KUALA LUMPUR: Kenanga Research remains cautiously optimistic over IOI Properties Group Bhd's prospects following its earnings results that came within expectations.
In 1QFY21, core net profit of RM174.2mil came well within Kenanga's and consensus expectations at 25% and 30% of full-year estimates respectively.
Sales during the quarter of RM473mil was also within the research house's full-year sales target of RM1.9bil at 25%. The sales comprise of of 51% China sales and 49% Malaysia sales.
Moving forward, IOI's property investment will add on 3.4 million of 59% of net lettable area while its hospitality division will add on 865 or 46% keys. "While Covid-19 poses uncertainties for now, we feel the situation would eventually normalise and these assets would strengthen the group's recurring income base," said Kenanga.
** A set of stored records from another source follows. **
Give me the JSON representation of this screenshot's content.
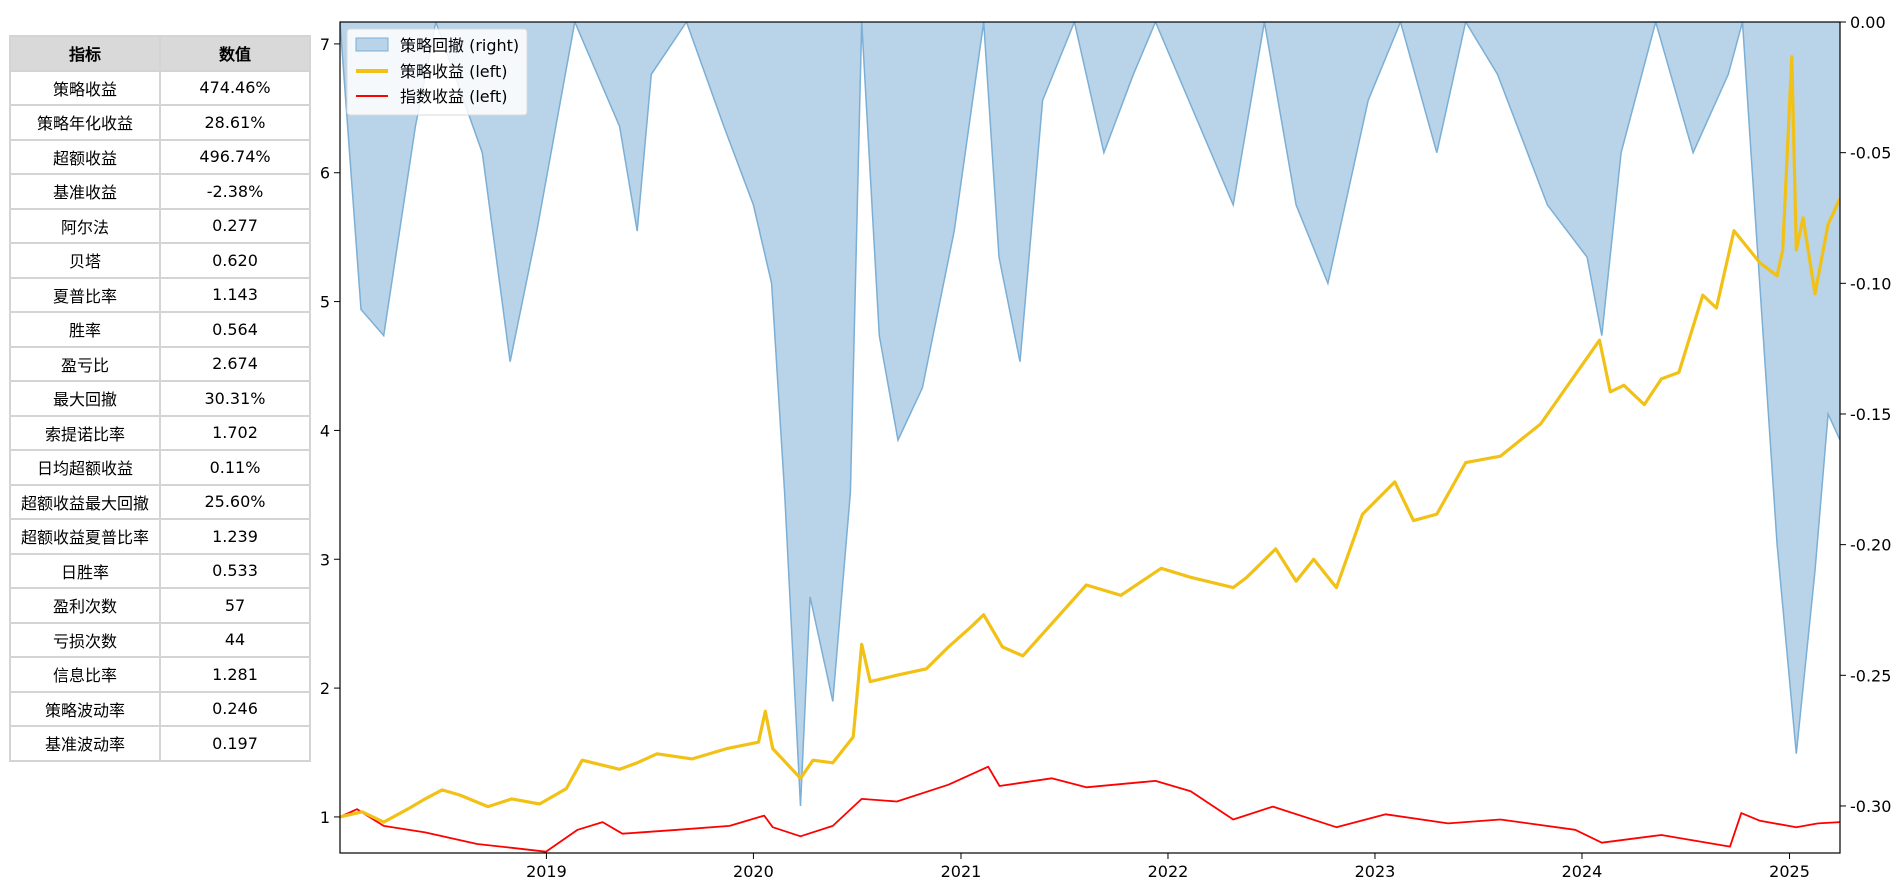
{
  "table": {
    "headers": [
      "指标",
      "数值"
    ],
    "rows": [
      [
        "策略收益",
        "474.46%"
      ],
      [
        "策略年化收益",
        "28.61%"
      ],
      [
        "超额收益",
        "496.74%"
      ],
      [
        "基准收益",
        "-2.38%"
      ],
      [
        "阿尔法",
        "0.277"
      ],
      [
        "贝塔",
        "0.620"
      ],
      [
        "夏普比率",
        "1.143"
      ],
      [
        "胜率",
        "0.564"
      ],
      [
        "盈亏比",
        "2.674"
      ],
      [
        "最大回撤",
        "30.31%"
      ],
      [
        "索提诺比率",
        "1.702"
      ],
      [
        "日均超额收益",
        "0.11%"
      ],
      [
        "超额收益最大回撤",
        "25.60%"
      ],
      [
        "超额收益夏普比率",
        "1.239"
      ],
      [
        "日胜率",
        "0.533"
      ],
      [
        "盈利次数",
        "57"
      ],
      [
        "亏损次数",
        "44"
      ],
      [
        "信息比率",
        "1.281"
      ],
      [
        "策略波动率",
        "0.246"
      ],
      [
        "基准波动率",
        "0.197"
      ]
    ]
  },
  "chart_data": {
    "type": "line",
    "colors": {
      "drawdown_fill": "#b9d3e8",
      "drawdown_line": "#7bafd6",
      "strategy": "#f2c116",
      "index": "#ff0000"
    },
    "x_range": [
      "2018-01-02",
      "2025-03-31"
    ],
    "x_ticks": [
      "2019",
      "2020",
      "2021",
      "2022",
      "2023",
      "2024",
      "2025"
    ],
    "y_left": {
      "range": [
        0.72,
        7.17
      ],
      "ticks": [
        "1",
        "2",
        "3",
        "4",
        "5",
        "6",
        "7"
      ]
    },
    "y_right": {
      "range": [
        -0.318,
        0.0
      ],
      "ticks": [
        "0.00",
        "-0.05",
        "-0.10",
        "-0.15",
        "-0.20",
        "-0.25",
        "-0.30"
      ]
    },
    "legend": {
      "position": "top-left"
    },
    "series": [
      {
        "name": "策略回撤 (right)",
        "axis": "right",
        "kind": "area",
        "points": [
          [
            "2018-01-02",
            0.0
          ],
          [
            "2018-02-08",
            -0.11
          ],
          [
            "2018-03-20",
            -0.12
          ],
          [
            "2018-05-15",
            -0.04
          ],
          [
            "2018-06-20",
            0.0
          ],
          [
            "2018-09-10",
            -0.05
          ],
          [
            "2018-10-29",
            -0.13
          ],
          [
            "2018-12-15",
            -0.08
          ],
          [
            "2019-02-20",
            0.0
          ],
          [
            "2019-05-10",
            -0.04
          ],
          [
            "2019-06-10",
            -0.08
          ],
          [
            "2019-07-05",
            -0.02
          ],
          [
            "2019-09-05",
            0.0
          ],
          [
            "2019-11-10",
            -0.04
          ],
          [
            "2020-01-01",
            -0.07
          ],
          [
            "2020-02-02",
            -0.1
          ],
          [
            "2020-02-25",
            -0.18
          ],
          [
            "2020-03-24",
            -0.3
          ],
          [
            "2020-04-10",
            -0.22
          ],
          [
            "2020-05-20",
            -0.26
          ],
          [
            "2020-06-20",
            -0.18
          ],
          [
            "2020-07-10",
            0.0
          ],
          [
            "2020-08-10",
            -0.12
          ],
          [
            "2020-09-12",
            -0.16
          ],
          [
            "2020-10-25",
            -0.14
          ],
          [
            "2020-12-20",
            -0.08
          ],
          [
            "2021-02-10",
            0.0
          ],
          [
            "2021-03-09",
            -0.09
          ],
          [
            "2021-04-15",
            -0.13
          ],
          [
            "2021-05-25",
            -0.03
          ],
          [
            "2021-07-20",
            0.0
          ],
          [
            "2021-09-10",
            -0.05
          ],
          [
            "2021-11-01",
            -0.02
          ],
          [
            "2021-12-10",
            0.0
          ],
          [
            "2022-04-26",
            -0.07
          ],
          [
            "2022-06-20",
            0.0
          ],
          [
            "2022-08-15",
            -0.07
          ],
          [
            "2022-10-10",
            -0.1
          ],
          [
            "2022-12-20",
            -0.03
          ],
          [
            "2023-02-15",
            0.0
          ],
          [
            "2023-04-20",
            -0.05
          ],
          [
            "2023-06-10",
            0.0
          ],
          [
            "2023-08-05",
            -0.02
          ],
          [
            "2023-11-01",
            -0.07
          ],
          [
            "2024-01-10",
            -0.09
          ],
          [
            "2024-02-05",
            -0.12
          ],
          [
            "2024-03-10",
            -0.05
          ],
          [
            "2024-05-10",
            0.0
          ],
          [
            "2024-07-15",
            -0.05
          ],
          [
            "2024-09-15",
            -0.02
          ],
          [
            "2024-10-10",
            0.0
          ],
          [
            "2024-10-25",
            -0.05
          ],
          [
            "2024-12-10",
            -0.2
          ],
          [
            "2025-01-13",
            -0.28
          ],
          [
            "2025-02-15",
            -0.21
          ],
          [
            "2025-03-10",
            -0.15
          ],
          [
            "2025-03-31",
            -0.16
          ]
        ]
      },
      {
        "name": "策略收益 (left)",
        "axis": "left",
        "kind": "line",
        "points": [
          [
            "2018-01-02",
            1.0
          ],
          [
            "2018-02-10",
            1.04
          ],
          [
            "2018-03-20",
            0.96
          ],
          [
            "2018-05-01",
            1.06
          ],
          [
            "2018-06-01",
            1.14
          ],
          [
            "2018-07-01",
            1.21
          ],
          [
            "2018-08-01",
            1.17
          ],
          [
            "2018-09-20",
            1.08
          ],
          [
            "2018-11-01",
            1.14
          ],
          [
            "2018-12-20",
            1.1
          ],
          [
            "2019-02-05",
            1.22
          ],
          [
            "2019-03-05",
            1.44
          ],
          [
            "2019-05-10",
            1.37
          ],
          [
            "2019-06-10",
            1.42
          ],
          [
            "2019-07-15",
            1.49
          ],
          [
            "2019-09-15",
            1.45
          ],
          [
            "2019-11-15",
            1.53
          ],
          [
            "2020-01-10",
            1.58
          ],
          [
            "2020-01-22",
            1.82
          ],
          [
            "2020-02-04",
            1.53
          ],
          [
            "2020-03-24",
            1.3
          ],
          [
            "2020-04-15",
            1.44
          ],
          [
            "2020-05-20",
            1.42
          ],
          [
            "2020-06-25",
            1.62
          ],
          [
            "2020-07-10",
            2.34
          ],
          [
            "2020-07-25",
            2.05
          ],
          [
            "2020-09-10",
            2.1
          ],
          [
            "2020-11-01",
            2.15
          ],
          [
            "2020-12-10",
            2.32
          ],
          [
            "2021-01-20",
            2.48
          ],
          [
            "2021-02-10",
            2.57
          ],
          [
            "2021-03-15",
            2.32
          ],
          [
            "2021-04-20",
            2.25
          ],
          [
            "2021-06-10",
            2.5
          ],
          [
            "2021-08-10",
            2.8
          ],
          [
            "2021-10-10",
            2.72
          ],
          [
            "2021-12-20",
            2.93
          ],
          [
            "2022-02-10",
            2.86
          ],
          [
            "2022-04-26",
            2.78
          ],
          [
            "2022-05-20",
            2.86
          ],
          [
            "2022-07-10",
            3.08
          ],
          [
            "2022-08-15",
            2.83
          ],
          [
            "2022-09-15",
            3.0
          ],
          [
            "2022-10-25",
            2.78
          ],
          [
            "2022-12-10",
            3.35
          ],
          [
            "2023-02-05",
            3.6
          ],
          [
            "2023-03-10",
            3.3
          ],
          [
            "2023-04-20",
            3.35
          ],
          [
            "2023-06-10",
            3.75
          ],
          [
            "2023-08-10",
            3.8
          ],
          [
            "2023-10-20",
            4.05
          ],
          [
            "2024-02-01",
            4.7
          ],
          [
            "2024-02-20",
            4.3
          ],
          [
            "2024-03-15",
            4.35
          ],
          [
            "2024-04-20",
            4.2
          ],
          [
            "2024-05-20",
            4.4
          ],
          [
            "2024-06-20",
            4.45
          ],
          [
            "2024-08-01",
            5.05
          ],
          [
            "2024-08-25",
            4.95
          ],
          [
            "2024-09-25",
            5.55
          ],
          [
            "2024-11-10",
            5.3
          ],
          [
            "2024-12-10",
            5.2
          ],
          [
            "2024-12-20",
            5.4
          ],
          [
            "2025-01-05",
            6.9
          ],
          [
            "2025-01-13",
            5.4
          ],
          [
            "2025-01-25",
            5.65
          ],
          [
            "2025-02-15",
            5.06
          ],
          [
            "2025-03-10",
            5.6
          ],
          [
            "2025-03-31",
            5.8
          ]
        ]
      },
      {
        "name": "指数收益 (left)",
        "axis": "left",
        "kind": "line",
        "points": [
          [
            "2018-01-02",
            1.0
          ],
          [
            "2018-02-01",
            1.06
          ],
          [
            "2018-03-20",
            0.93
          ],
          [
            "2018-06-01",
            0.88
          ],
          [
            "2018-09-01",
            0.79
          ],
          [
            "2018-11-01",
            0.76
          ],
          [
            "2018-12-31",
            0.73
          ],
          [
            "2019-02-25",
            0.9
          ],
          [
            "2019-04-10",
            0.96
          ],
          [
            "2019-05-15",
            0.87
          ],
          [
            "2019-08-20",
            0.9
          ],
          [
            "2019-11-20",
            0.93
          ],
          [
            "2020-01-20",
            1.01
          ],
          [
            "2020-02-04",
            0.92
          ],
          [
            "2020-03-24",
            0.85
          ],
          [
            "2020-05-20",
            0.93
          ],
          [
            "2020-07-10",
            1.14
          ],
          [
            "2020-09-10",
            1.12
          ],
          [
            "2020-12-10",
            1.25
          ],
          [
            "2021-02-18",
            1.39
          ],
          [
            "2021-03-10",
            1.24
          ],
          [
            "2021-06-10",
            1.3
          ],
          [
            "2021-08-10",
            1.23
          ],
          [
            "2021-12-10",
            1.28
          ],
          [
            "2022-02-10",
            1.2
          ],
          [
            "2022-04-26",
            0.98
          ],
          [
            "2022-07-05",
            1.08
          ],
          [
            "2022-10-25",
            0.92
          ],
          [
            "2023-01-20",
            1.02
          ],
          [
            "2023-05-10",
            0.95
          ],
          [
            "2023-08-10",
            0.98
          ],
          [
            "2023-12-20",
            0.9
          ],
          [
            "2024-02-05",
            0.8
          ],
          [
            "2024-05-20",
            0.86
          ],
          [
            "2024-09-18",
            0.77
          ],
          [
            "2024-10-08",
            1.03
          ],
          [
            "2024-11-10",
            0.97
          ],
          [
            "2025-01-13",
            0.92
          ],
          [
            "2025-02-20",
            0.95
          ],
          [
            "2025-03-31",
            0.96
          ]
        ]
      }
    ]
  }
}
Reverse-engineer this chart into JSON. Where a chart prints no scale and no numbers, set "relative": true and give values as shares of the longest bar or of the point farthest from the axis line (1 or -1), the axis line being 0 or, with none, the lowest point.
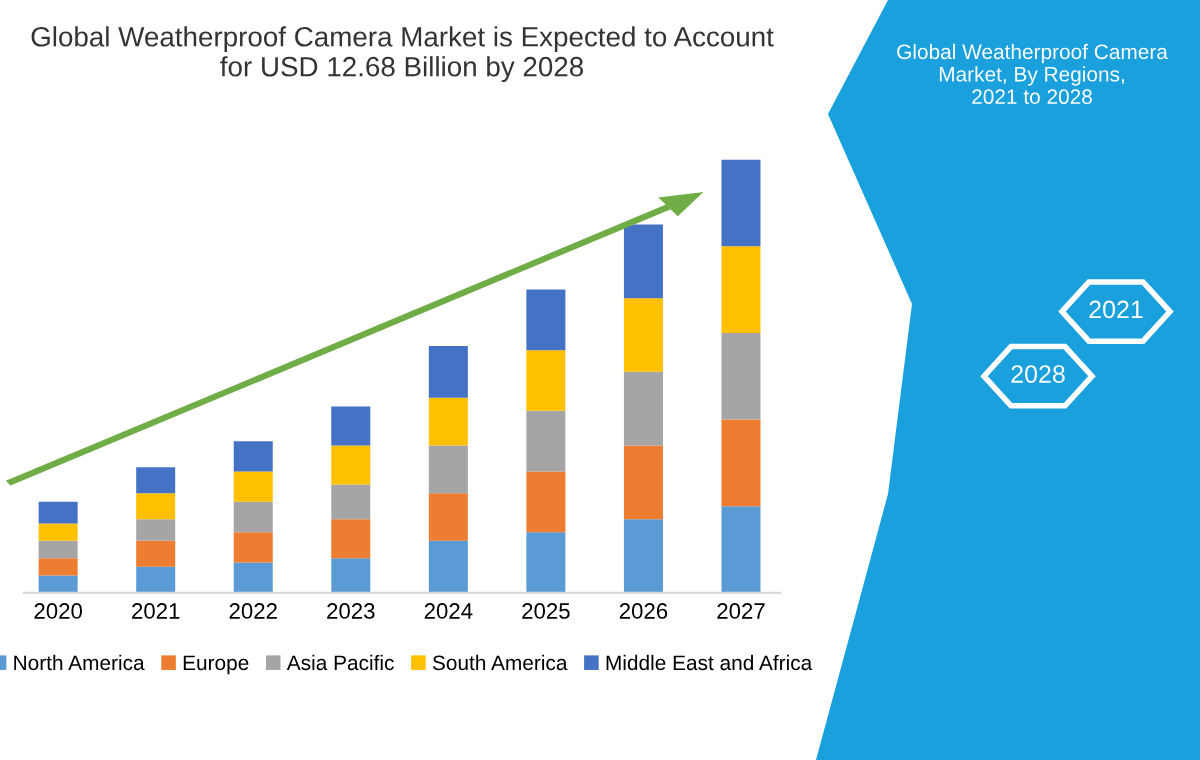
{
  "chart_data": {
    "type": "bar",
    "title": "Global Weatherproof Camera Market is Expected to Account\nfor USD 12.68 Billion by 2028",
    "categories": [
      "2020",
      "2021",
      "2022",
      "2023",
      "2024",
      "2025",
      "2026",
      "2027"
    ],
    "stacked": true,
    "relative": true,
    "legend": "bottom",
    "grid": false,
    "series": [
      {
        "name": "North America",
        "color": "#5b9bd5",
        "values": [
          0.04,
          0.06,
          0.07,
          0.08,
          0.12,
          0.14,
          0.17,
          0.2
        ]
      },
      {
        "name": "Europe",
        "color": "#ed7d31",
        "values": [
          0.04,
          0.06,
          0.07,
          0.09,
          0.11,
          0.14,
          0.17,
          0.2
        ]
      },
      {
        "name": "Asia Pacific",
        "color": "#a5a5a5",
        "values": [
          0.04,
          0.05,
          0.07,
          0.08,
          0.11,
          0.14,
          0.17,
          0.2
        ]
      },
      {
        "name": "South America",
        "color": "#ffc000",
        "values": [
          0.04,
          0.06,
          0.07,
          0.09,
          0.11,
          0.14,
          0.17,
          0.2
        ]
      },
      {
        "name": "Middle East and Africa",
        "color": "#4472c4",
        "values": [
          0.05,
          0.06,
          0.07,
          0.09,
          0.12,
          0.14,
          0.17,
          0.2
        ]
      }
    ],
    "annotations": [
      "Global Weatherproof Camera\nMarket, By Regions,\n2021 to 2028",
      "2021",
      "2028"
    ]
  }
}
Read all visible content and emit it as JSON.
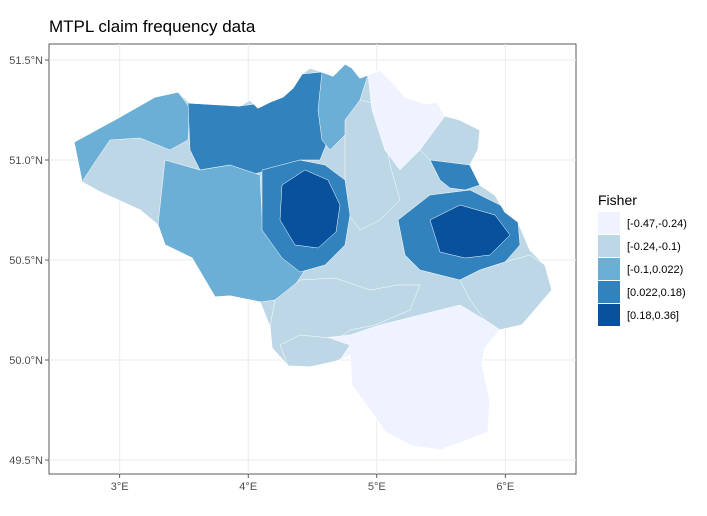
{
  "title": "MTPL claim frequency data",
  "axes": {
    "lon_range": [
      2.45,
      6.55
    ],
    "lat_range": [
      49.43,
      51.58
    ],
    "x_ticks": [
      {
        "value": 3,
        "label": "3°E"
      },
      {
        "value": 4,
        "label": "4°E"
      },
      {
        "value": 5,
        "label": "5°E"
      },
      {
        "value": 6,
        "label": "6°E"
      }
    ],
    "y_ticks": [
      {
        "value": 51.5,
        "label": "51.5°N"
      },
      {
        "value": 51.0,
        "label": "51.0°N"
      },
      {
        "value": 50.5,
        "label": "50.5°N"
      },
      {
        "value": 50.0,
        "label": "50.0°N"
      },
      {
        "value": 49.5,
        "label": "49.5°N"
      }
    ],
    "grid": true,
    "panel_background": "#ffffff",
    "grid_color": "#ebebeb"
  },
  "legend": {
    "title": "Fisher",
    "position": "right",
    "items": [
      {
        "label": "[-0.47,-0.24)",
        "color": "#eff3ff"
      },
      {
        "label": "[-0.24,-0.1)",
        "color": "#bdd7e7"
      },
      {
        "label": "[-0.1,0.022)",
        "color": "#6baed6"
      },
      {
        "label": "[0.022,0.18)",
        "color": "#3182bd"
      },
      {
        "label": "[0.18,0.36]",
        "color": "#08519c"
      }
    ]
  },
  "map": {
    "region": "Belgium",
    "border_color": "#ffffff"
  }
}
The group's unbilled sales stood at RM563mil, which provides less than one year of visibility, it added.
Kenanga maintained its FY21-22 core net profit forecast at RM683mil -691mil with an unchanged sales target of RM1.9bil a year. It has a "market perform" recommendation on the stock with an unchanged target price of 97 sen.
"We remain conservative on our valuations for now and take cue from management given the fluidity of the situation, but take comfort in the group's well-located assets and geographical diversification injecting resilience to its earnings profile," it said.